By Michael Tegos for TechinAsia
The Monetary Authority of Singapore (MAS) continues to make it easier for investors to set up new funds and operate in the city-state. Today it announced it has opened a public consultation on a new corporate structure for investment funds. People can submit their comments on a number of questions posed in the consultation paper.
At the moment, investment funds in Singapore use three types of legal structures: unit trusts, entities formed under Singapore’s Companies Act, and limited partnerships. MAS is proposing a new structure called the Singapore Variable Capital Company (S-VACC). The new structure will offer fund managers more flexibility and lower costs, according to minister for national development and second minister for finance Lawrence Wong.
The new structure will offer fund managers more flexibility and lower costs.
The announcement was made today during the Investment Management Association of Singapore’s 20th Anniversary conference.
The S-VACC structure is proposed only for investment funds.
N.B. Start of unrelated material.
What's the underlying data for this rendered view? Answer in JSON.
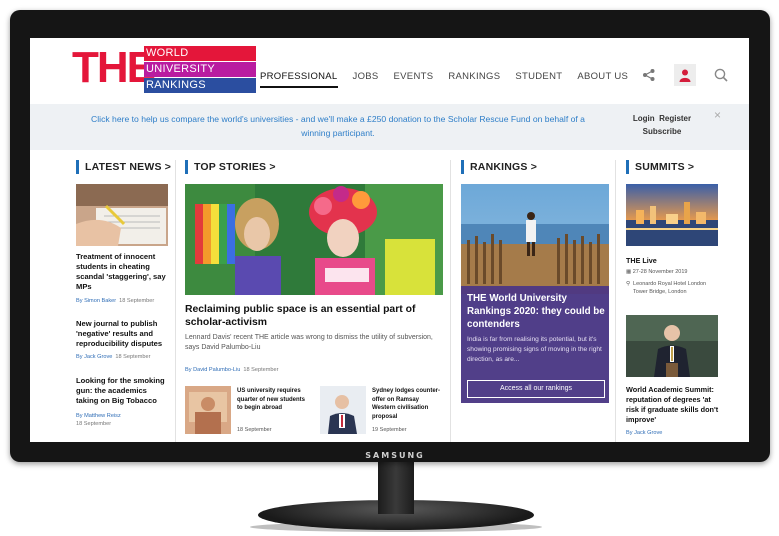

To qualify as one, a company is required to have a fund manager regulated by MAS. The framework would allow fund managers to segregate assets and liabilities of sub-funds within an umbrella structure – a single entity comprised of several funds. This helps them lower costs by gathering administrative functions for all sub-funds at the single legal entity level.
The framework would cater to both open-ended and closed-end funds. The former allow for new subscriptions by new investors at any time and allow investors to redeem their investments at any time. Closed-end funds have a fixed number of shares and don’t allow for early redemption.
Previously, MAS announced it would relax the regulatory framework for setting up new venture capital funds in Singapore, following recommendations from the Committee for the Future Economy report, in a bid to attract more investment in the Lion City. Singaporean VCs welcomed the move.
MAS will hold this consultation open until April 24.